El desayuno
Pienso que, si estaría dentro de mis posibilidades, te
prepararía dos tostadas por las mañanas. Untaría en ellas el queso blanco y
alguna mermelada que sea de tu agrado. Exprimiría tres o cuatro naranjas dulces
que seguramente habría elegido con minuciosa atención durante la tarde en la
frutería de la esquina. Batiría tu café. Sí, lo batiría y agregaría con precisión
esa media cucharadita de azúcar que es la cantidad que te gusta. El agua hirviendo reposaría unos minutos, no
sería agradable quemarte los labios tan temprano. No, al menos, si no fuera con
un beso.
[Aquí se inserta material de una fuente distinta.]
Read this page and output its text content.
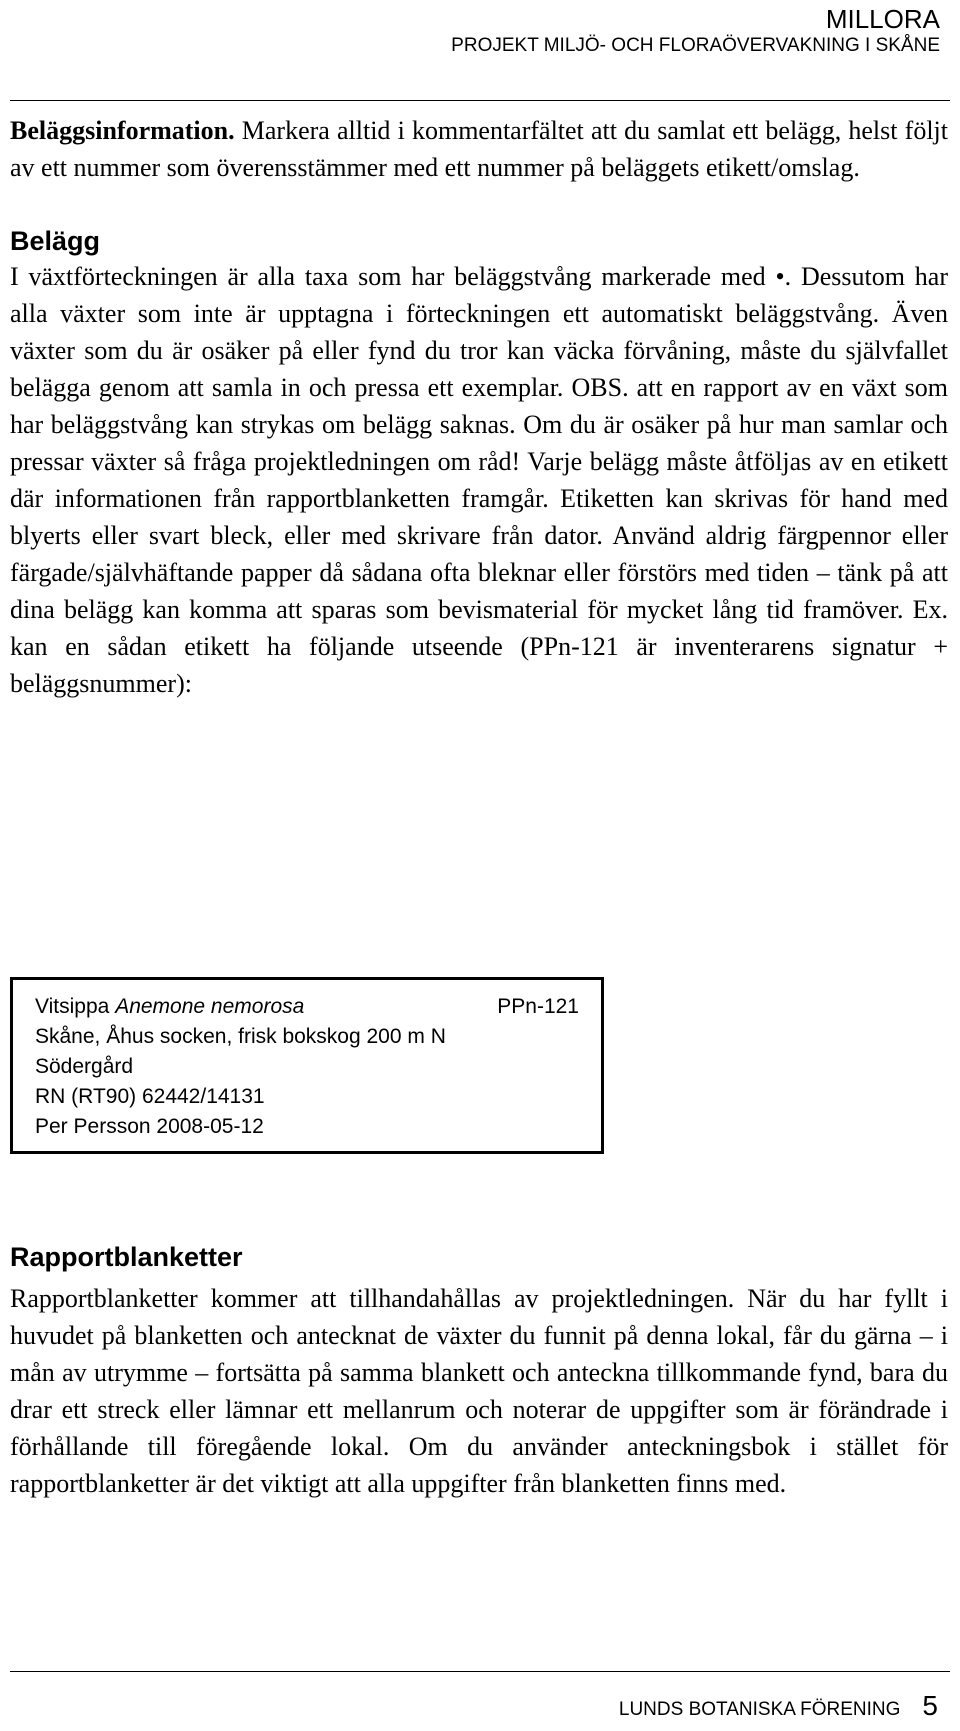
MILLORA
PROJEKT MILJÖ- OCH FLORAÖVERVAKNING I SKÅNE

Beläggsinformation. Markera alltid i kommentarfältet att du samlat ett belägg, helst följt av ett nummer som överensstämmer med ett nummer på beläggets etikett/omslag.

Belägg

I växtförteckningen är alla taxa som har beläggstvång markerade med •. Dessutom har alla växter som inte är upptagna i förteckningen ett automatiskt beläggstvång. Även växter som du är osäker på eller fynd du tror kan väcka förvåning, måste du självfallet belägga genom att samla in och pressa ett exemplar. OBS. att en rapport av en växt som har beläggstvång kan strykas om belägg saknas. Om du är osäker på hur man samlar och pressar växter så fråga projektledningen om råd! Varje belägg måste åtföljas av en etikett där informationen från rapportblanketten framgår. Etiketten kan skrivas för hand med blyerts eller svart bleck, eller med skrivare från dator. Använd aldrig färgpennor eller färgade/självhäftande papper då sådana ofta bleknar eller förstörs med tiden – tänk på att dina belägg kan komma att sparas som bevismaterial för mycket lång tid framöver. Ex. kan en sådan etikett ha följande utseende (PPn-121 är inventerarens signatur + beläggsnummer):

Vitsippa Anemone nemorosa	PPn-121
Skåne, Åhus socken, frisk bokskog 200 m N
Södergård
RN (RT90) 62442/14131
Per Persson 2008-05-12
Rapportblanketter

Rapportblanketter kommer att tillhandahållas av projektledningen. När du har fyllt i huvudet på blanketten och antecknat de växter du funnit på denna lokal, får du gärna – i mån av utrymme – fortsätta på samma blankett och anteckna tillkommande fynd, bara du drar ett streck eller lämnar ett mellanrum och noterar de uppgifter som är förändrade i förhållande till föregående lokal. Om du använder anteckningsbok i stället för rapportblanketter är det viktigt att alla uppgifter från blanketten finns med.

LUNDS BOTANISKA FÖRENING 5
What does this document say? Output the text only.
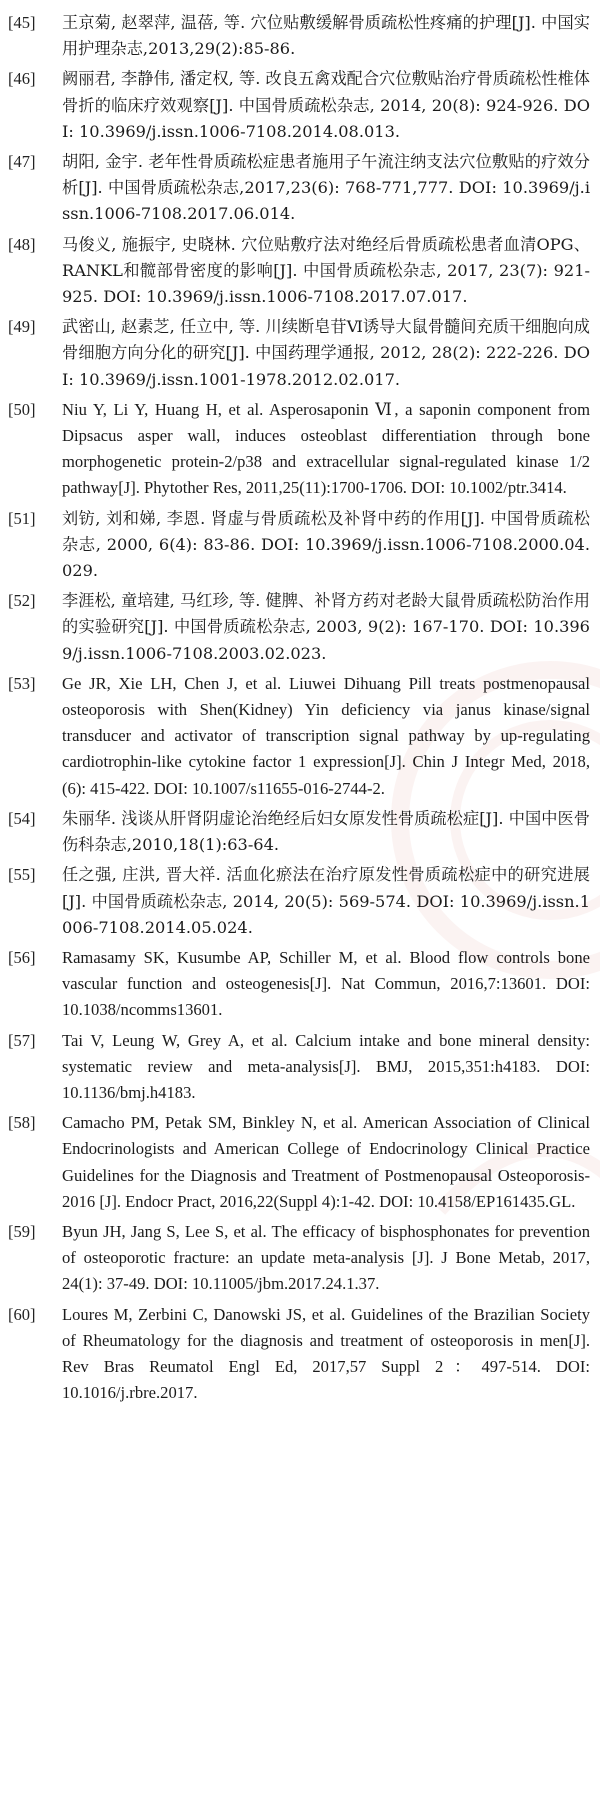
[45]	王京菊, 赵翠萍, 温蓓, 等. 穴位贴敷缓解骨质疏松性疼痛的护理[J]. 中国实用护理杂志,2013,29(2):85-86.

[46]	阙丽君, 李静伟, 潘定权, 等. 改良五禽戏配合穴位敷贴治疗骨质疏松性椎体骨折的临床疗效观察[J]. 中国骨质疏松杂志, 2014, 20(8): 924-926. DOI: 10.3969/j.issn.1006-7108.2014.08.013.

[47]	胡阳, 金宇. 老年性骨质疏松症患者施用子午流注纳支法穴位敷贴的疗效分析[J]. 中国骨质疏松杂志,2017,23(6): 768-771,777. DOI: 10.3969/j.issn.1006-7108.2017.06.014.

[48]	马俊义, 施振宇, 史晓林. 穴位贴敷疗法对绝经后骨质疏松患者血清OPG、RANKL和髋部骨密度的影响[J]. 中国骨质疏松杂志, 2017, 23(7): 921-925. DOI: 10.3969/j.issn.1006-7108.2017.07.017.

[49]	武密山, 赵素芝, 任立中, 等. 川续断皂苷Ⅵ诱导大鼠骨髓间充质干细胞向成骨细胞方向分化的研究[J]. 中国药理学通报, 2012, 28(2): 222-226. DOI: 10.3969/j.issn.1001-1978.2012.02.017.

[50]	Niu Y, Li Y, Huang H, et al. Asperosaponin Ⅵ, a saponin component from Dipsacus asper wall, induces osteoblast differentiation through bone morphogenetic protein-2/p38 and extracellular signal-regulated kinase 1/2 pathway[J]. Phytother Res, 2011,25(11):1700-1706. DOI: 10.1002/ptr.3414.

[51]	刘钫, 刘和娣, 李恩. 肾虚与骨质疏松及补肾中药的作用[J]. 中国骨质疏松杂志, 2000, 6(4): 83-86. DOI: 10.3969/j.issn.1006-7108.2000.04.029.

[52]	李涯松, 童培建, 马红珍, 等. 健脾、补肾方药对老龄大鼠骨质疏松防治作用的实验研究[J]. 中国骨质疏松杂志, 2003, 9(2): 167-170. DOI: 10.3969/j.issn.1006-7108.2003.02.023.

[53]	Ge JR, Xie LH, Chen J, et al. Liuwei Dihuang Pill treats postmenopausal osteoporosis with Shen(Kidney) Yin deficiency via janus kinase/signal transducer and activator of transcription signal pathway by up-regulating cardiotrophin-like cytokine factor 1 expression[J]. Chin J Integr Med, 2018, (6): 415-422. DOI: 10.1007/s11655-016-2744-2.

[54]	朱丽华. 浅谈从肝肾阴虚论治绝经后妇女原发性骨质疏松症[J]. 中国中医骨伤科杂志,2010,18(1):63-64.

[55]	任之强, 庄洪, 晋大祥. 活血化瘀法在治疗原发性骨质疏松症中的研究进展[J]. 中国骨质疏松杂志, 2014, 20(5): 569-574. DOI: 10.3969/j.issn.1006-7108.2014.05.024.

[56]	Ramasamy SK, Kusumbe AP, Schiller M, et al. Blood flow controls bone vascular function and osteogenesis[J]. Nat Commun, 2016,7:13601. DOI: 10.1038/ncomms13601.

[57]	Tai V, Leung W, Grey A, et al. Calcium intake and bone mineral density: systematic review and meta-analysis[J]. BMJ, 2015,351:h4183. DOI: 10.1136/bmj.h4183.

[58]	Camacho PM, Petak SM, Binkley N, et al. American Association of Clinical Endocrinologists and American College of Endocrinology Clinical Practice Guidelines for the Diagnosis and Treatment of Postmenopausal Osteoporosis-2016 [J]. Endocr Pract, 2016,22(Suppl 4):1-42. DOI: 10.4158/EP161435.GL.

[59]	Byun JH, Jang S, Lee S, et al. The efficacy of bisphosphonates for prevention of osteoporotic fracture: an update meta-analysis [J]. J Bone Metab, 2017, 24(1): 37-49. DOI: 10.11005/jbm.2017.24.1.37.

[60]	Loures M, Zerbini C, Danowski JS, et al. Guidelines of the Brazilian Society of Rheumatology for the diagnosis and treatment of osteoporosis in men[J]. Rev Bras Reumatol Engl Ed, 2017,57 Suppl 2：497-514. DOI: 10.1016/j.rbre.2017.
Dispondría, también, unas seis rodajas finas de manzana roja que serían
puestas en forma de flor dentro del
platillo pequeño que colocaría al lado del tazón del café, en frente de las
tostadas con queso y tu mermelada favorita. Una cucharilla y el pote de azúcar,
por si te apetece endulzarte más la vida. Y una servilleta de papel, claro, para que ninguna mancha se atreva a estropearte
el rostro. Todos estos objetos, organizados sobre la bandeja de madera que
compraría especialmente para acercarme a tu cama, que sería nuestra cama, y de
ése modo no tendrías que abandonar el calor de las sábanas para empezar la
mañana. Pienso que, si estaría dentro de mis posibilidades, te prepararía un
desayuno sabroso todas tus jornadas. Y me acercaría antes que suene tu alarma
para ser yo el responsable de invitarte a un nuevo día, y tal vez, si es que
tengo suerte, mi premio sería una sonrisa.